En primera instancia, el fallo había distribuido la responsabilidad entre el cliente y la entidad financiera. Sin embargo, la Cámara revocó esa decisión tras analizar los registros informáticos y concluyó que el problema no estaba en el uso de credencias válidas, sino en la falta de reacción del sistema bancario frente a operaciones claramente anómalas.
Para los jueces, la secuencia de eventos -cambios de datos, nuevas validaciones y transferencias de alto monto en pocos minutos- debió haber activado alertas y bloqueos preventivos. Al no hacerlo, el banco incumplió su deber de seguridad.

Teoría del riesgo creado

El fallo consolida un giro clave en la jurisprudencia argentina: el abandono de la idea de "culpa del usuario" como principal defensa bancaria.
Tradicionalmente, las entidades financieras argumentaban que el cliente era responsable por haber entregado sus datos. Sin embargo, los tribunales comenzaron a aplicar la teoría del "riesgo creado", basada en la Ley de Defensa del Consumidor y el Código Civil y Comercial.
Bajo este enfoque, la actividad bancaria digital implica riesgos propios -como el phishing o la ingeniería social- que deben ser asumidos por quien diseña y explota el sistema: el banco.
Esto implica reconocer una relación asimétrica: mientras la entidad controla la infraestructura tecnológica y obtiene beneficios económicos, el usuario carece de herramientas técnicas para detectar engaños cada vez más sofisticados.
En este contexto, entregar una contraseña bajo manipulación psicológica ya no se considera negligencia grave, sino una consecuencia previsible del ecosistema digital actual.
Otro aspecto central del fallo es la inversión de la carga probatoria. Ahora es el banco quien debe demostrar que actuó diligentemente: que sus sistemas detectaron anomalías, que emitió alertas efectivas y que intentó bloquear el fraude.
Si la entidad no logra acreditar de forma contundente el funcionamiento adecuado de sus mecanismos de seguridad, la Justicia tiende a fallar a favor del consumidor. Este criterio refuerza el principio de colaboración procesal, dado que los bancos son los únicos que poseen acceso completo a los registros y sistemas informáticos.
El fallo no es aislado. Se inscribe en un escenario de crecimiento sostenido de las ciberestafas en Argentina. Según datos de la Unidad Fiscal Especializada en Ciberdelincuencia (UFECI), en 2024 las denuncias por delitos informáticos aumentaron un 21,1% interanual.

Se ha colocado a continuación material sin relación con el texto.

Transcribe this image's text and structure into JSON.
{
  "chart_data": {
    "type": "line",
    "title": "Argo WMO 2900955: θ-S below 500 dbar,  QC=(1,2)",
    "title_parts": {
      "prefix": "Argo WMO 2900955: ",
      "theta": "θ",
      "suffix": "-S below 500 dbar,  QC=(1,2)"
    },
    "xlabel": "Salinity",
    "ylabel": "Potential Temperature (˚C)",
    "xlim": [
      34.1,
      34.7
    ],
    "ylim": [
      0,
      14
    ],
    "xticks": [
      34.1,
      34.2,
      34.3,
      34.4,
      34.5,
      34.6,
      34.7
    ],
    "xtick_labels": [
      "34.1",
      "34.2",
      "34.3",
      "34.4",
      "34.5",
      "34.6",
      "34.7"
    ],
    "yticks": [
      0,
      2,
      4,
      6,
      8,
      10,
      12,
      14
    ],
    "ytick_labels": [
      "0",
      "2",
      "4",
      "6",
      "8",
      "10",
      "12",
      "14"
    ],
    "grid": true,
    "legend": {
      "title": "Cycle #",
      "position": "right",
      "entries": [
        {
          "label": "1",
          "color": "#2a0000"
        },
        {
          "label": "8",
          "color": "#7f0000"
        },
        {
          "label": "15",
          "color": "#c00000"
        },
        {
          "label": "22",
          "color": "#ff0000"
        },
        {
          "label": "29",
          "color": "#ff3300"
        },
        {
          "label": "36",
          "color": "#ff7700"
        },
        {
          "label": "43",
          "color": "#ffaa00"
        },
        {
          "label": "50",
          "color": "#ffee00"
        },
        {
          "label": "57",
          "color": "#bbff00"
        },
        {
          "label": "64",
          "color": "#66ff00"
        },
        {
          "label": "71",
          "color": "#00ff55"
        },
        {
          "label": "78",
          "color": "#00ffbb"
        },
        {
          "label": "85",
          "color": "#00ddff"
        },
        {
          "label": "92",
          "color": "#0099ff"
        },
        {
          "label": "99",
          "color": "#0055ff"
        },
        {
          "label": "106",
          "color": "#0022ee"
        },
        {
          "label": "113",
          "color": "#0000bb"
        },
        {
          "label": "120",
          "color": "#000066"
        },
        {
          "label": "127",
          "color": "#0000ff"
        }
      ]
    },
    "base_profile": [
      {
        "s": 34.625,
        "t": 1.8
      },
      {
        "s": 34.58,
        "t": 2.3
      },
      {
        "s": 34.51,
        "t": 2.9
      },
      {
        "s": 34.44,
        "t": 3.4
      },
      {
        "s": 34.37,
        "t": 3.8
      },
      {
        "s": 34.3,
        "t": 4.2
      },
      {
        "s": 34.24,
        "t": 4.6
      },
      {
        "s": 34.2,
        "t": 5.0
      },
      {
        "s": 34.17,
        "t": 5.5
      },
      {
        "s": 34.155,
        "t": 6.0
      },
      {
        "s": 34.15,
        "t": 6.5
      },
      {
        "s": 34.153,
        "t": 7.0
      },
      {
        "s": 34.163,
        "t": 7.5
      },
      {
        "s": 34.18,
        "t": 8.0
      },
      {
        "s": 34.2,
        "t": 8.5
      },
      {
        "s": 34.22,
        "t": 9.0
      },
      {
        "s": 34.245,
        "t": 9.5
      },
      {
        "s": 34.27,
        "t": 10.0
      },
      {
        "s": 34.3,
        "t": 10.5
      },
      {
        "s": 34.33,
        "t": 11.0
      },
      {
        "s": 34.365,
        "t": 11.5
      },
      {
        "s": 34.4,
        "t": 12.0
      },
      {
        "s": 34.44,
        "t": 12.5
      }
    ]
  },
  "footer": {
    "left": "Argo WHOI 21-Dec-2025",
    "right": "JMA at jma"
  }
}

Además del phishing tradicional, hoy proliferan modalidades más complejas:

Vishing: llamadas telefónicas con suplantación de identidad bancaria

Smishing: mensajes de texto o WhatsApp con enlaces falsos

Phishing-as-a-Service: plataformas criminales que venden herramientas de estafa

Fraudes con alias similares: aprovechando situaciones de emergencia o donaciones

La sofisticación de estas maniobras convierte al fraude digital en una industria organizada, que evoluciona más rápido que los sistemas de prevención.